Camdan dışarıyı izliyordum. Alya ile birlikte başkente pek uzak sayılmayan köylerden birine gidiyorduk. Ağabeyim oradaymış.
Heyecanlıydım. Garip hissediyordum, aile üyelerimden biri hayattaydı. Beni merak ediyordu, benim için bekliyordu ve bende ona kavuşmayı bekliyordum. Bu his Stefan'la kavuştuğum histen daha öte bir histi. Yoğundu ve yoğunluğundan dolayı, isimlendiremiyordum. Özlem içerisinde elbet vardı ama özlemi çevreleyen diğer hisler, anlaşılması zordu.

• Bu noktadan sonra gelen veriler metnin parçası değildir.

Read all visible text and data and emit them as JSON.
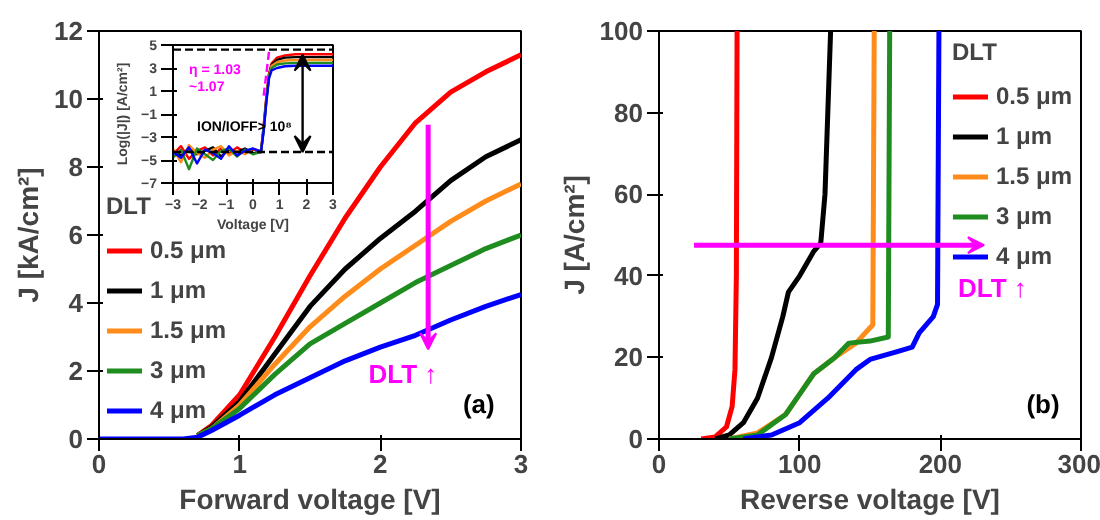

Gittiğimiz yol oldukça tenhaydı ve bir dağı tırmanıyorduk. Dağın sol kısmında pek koruyucu gibi gözükmeyen bariyerlerden başka bir şey yoktu. En ufak bir hareket, soluğu aşağıda almamızı sağlayabilirdi. Bu kadar yüksekte olmak korkutucuydu. Aşağıya baktığımda, ağaçlık arazinin ardından başlayan yol vardı. Yani dağa gelirken geçtiğimiz yol. Yüksekte olduğumuz için denizi rahatlıkla görebiliyordum. Denizin üzerinde parlayan güneş ışıkları ve hafif dalgalar çok güzel bir görüntü oluşturuyordu. Sahile gitmemin üzerinden aylar geçmişti. Suya hasret kalmıştım, güçlenmem için en yakın zamanda büyük bir su birikintisi ile temas kurmalıydım.
Arabanın içerisinin soğuduğunu hissettiğimde, ellerimi hızla kollarıma sürttüm. Neden bir an da bu kadar soğumuştu ki. Dikiz aynasından, Alya'ya baktım. Yüz ifadesi ciddileşmişti. "Aşırı güçten dolayı," dedi. Sanırım bu aniden soğumanın açıklamasıydı fakat bu denli soğuk bir atmosferin olması tek bir şeyin açıklaması olabilirdi; burada koruma vardı, yani hala hayatta olan bir veya birkaç büyücü ve element üyesinin güçlerini birleştirmesiyle oluşan bir güç.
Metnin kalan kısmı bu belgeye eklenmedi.